The first thing you'll notice about the 2018 Chevrolet Traverse: it's huge. The Traverse has always been on the larger size of the midsize crossover segment, but in its new generation, it grows even more, surpassing big-brother Tahoe in a number of dimensions. The Traverse also comes to market with a wider trim range than before, with a choice of two powertrains. In other words, it's all the crossover you could ever need... and then some.
Chevy's new Traverse is 204.3 inches (5,189 millimetres) long, riding on a 120.9-inch (3,071 mm) wheelbase. Compare that to a Tahoe, and the Traverse is 0.4 inches (10 mm) longer overall, with a 4.9-inch (124-mm) longer wheelbase. With both rows of seats folded, a Traverse can carry 98.5 cubic feet of cargo space. A Tahoe, on the other hand, carries 94.7. When asked about this size difference, Chevy officials basically told us that the main reason to buy a Tahoe now, is if you need the 8,600-pound (3,900 kilogram) towing capacity. This also means there's a serious difference between the Traverse and its platform mate, the GMC Acadia – the Chevy is nearly nine inches (229 mm) longer.

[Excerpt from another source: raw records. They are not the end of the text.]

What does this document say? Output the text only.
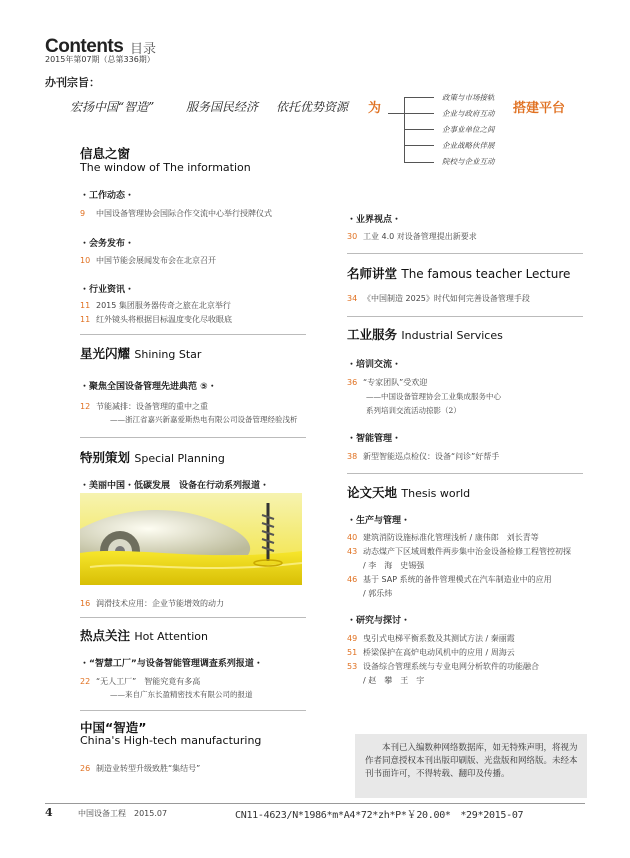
Contents 目录
2015年第07期（总第336期）
办刊宗旨：
宏扬中国“智造”	服务国民经济 依托优势资源 为	搭建平台
政策与市场接轨
企业与政府互动
企事业单位之间
企业战略伙伴展
院校与企业互动
信息之窗
The window of The information
・工作动态・
9 中国设备管理协会国际合作交流中心举行授牌仪式
・会务发布・
10 中国节能会展闻发布会在北京召开
・行业资讯・
11 2015 集团服务器传奇之旅在北京举行
11 红外镜头将根据目标温度变化尽收眼底
星光闪耀 Shining Star
・聚焦全国设备管理先进典范 ⑤・
12 节能减排：设备管理的重中之重
——浙江省嘉兴新嘉爱斯热电有限公司设备管理经验浅析
特别策划 Special Planning
・美丽中国・低碳发展　设备在行动系列报道・
16 润滑技术应用：企业节能增效的动力
热点关注 Hot Attention
・“智慧工厂”与设备智能管理调查系列报道・
22 “无人工厂”　智能究竟有多高
——来自广东长盈精密技术有限公司的报道
中国“智造”
China's High-tech manufacturing
26 制造业转型升级致胜“集结号”
・业界视点・
30 工业 4.0 对设备管理提出新要求
名师讲堂 The famous teacher Lecture
34 《中国制造 2025》时代如何完善设备管理手段
工业服务 Industrial Services
・培训交流・
36 “专家团队”受欢迎
——中国设备管理协会工业集成服务中心
系列培训交流活动掠影（2）
・智能管理・
38 新型智能巡点检仪：设备“问诊”好帮手
论文天地 Thesis world
・生产与管理・
40 建筑消防设施标准化管理浅析 / 康伟郎　刘长青等
43 动态煤产下区域周敷件两步集中治金设备检修工程管控初探
/ 李　海　史锡强
46 基于 SAP 系统的备件管理模式在汽车制造业中的应用
/ 郭乐炜
・研究与探讨・
49 曳引式电梯平衡系数及其测试方法 / 秦丽霞
51 桥梁保护在高炉电动风机中的应用 / 周海云
53 设备综合管理系统与专业电网分析软件的功能融合
/ 赵　攀　王　宇
本刊已入编数种网络数据库，如无特殊声明，将视为作者同意授权本刊出版印刷版、光盘版和网络版。未经本刊书面许可，不得转载、翻印及传播。
4	中国设备工程　2015.07	CN11-4623/N*1986*m*A4*72*zh*P*￥20.00*　*29*2015-07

Never mind, the 2018 Traverse offers even more to like, with new Premier, High Country, and RS trim levels – more on that last one in a minute. The standard powertrain is a naturally aspirated, 3.6-litre V6, producing 305 horsepower and 260 pound-feet of torque. Front-wheel drive models are estimated to get 13.1 litres per 100 kilometres in the city and 9.4 L/100 km highway. All-wheel drive will be available on all trims except for the RS.
The Traverse RS will arrive with unique, blacked-out elements, and a model-specific powertrain. Despite being billed as a sportier model, the RS uses a less-powerful, 2.0-litre, turbocharged, four-cylinder engine, with 255 hp, though it boasts a healthy 295 lb-ft of torque. That said, you can only get the RS with front-wheel drive, and despite the lower displacement, the RS is only expected to net 10.2 L/100 km highway.
As far as new technology is concerned, the Traverse will come with a Surround Vision camera, LED headlamps on higher trim levels, front pedestrian braking, forward collision alert, and more. With AWD, drivers get a Traction Mode Select system, which allows you to completely disconnect the rear axle when AWD isn’t needed. That said, Chevy’s system will alert the driver when AWD is recommended, so you can toggle over to automatic all-wheel drive, and if you leave the system in this setting, it’ll remember it the next time you get in the car.
Inside, there’s seating for up to eight, with USB charging ports in all three rows. Seven- and eight-inch touchscreen infotainment systems support Android Auto and Apple CarPlay, as well as Chevy’s own MyLink interface. And around back, there’s a hands-free power liftgate.
The 2018 Traverse will go on sale this fall, following its debut at this week's Detroit Auto Show, and we'll have even more details – including pricing – closer to that time.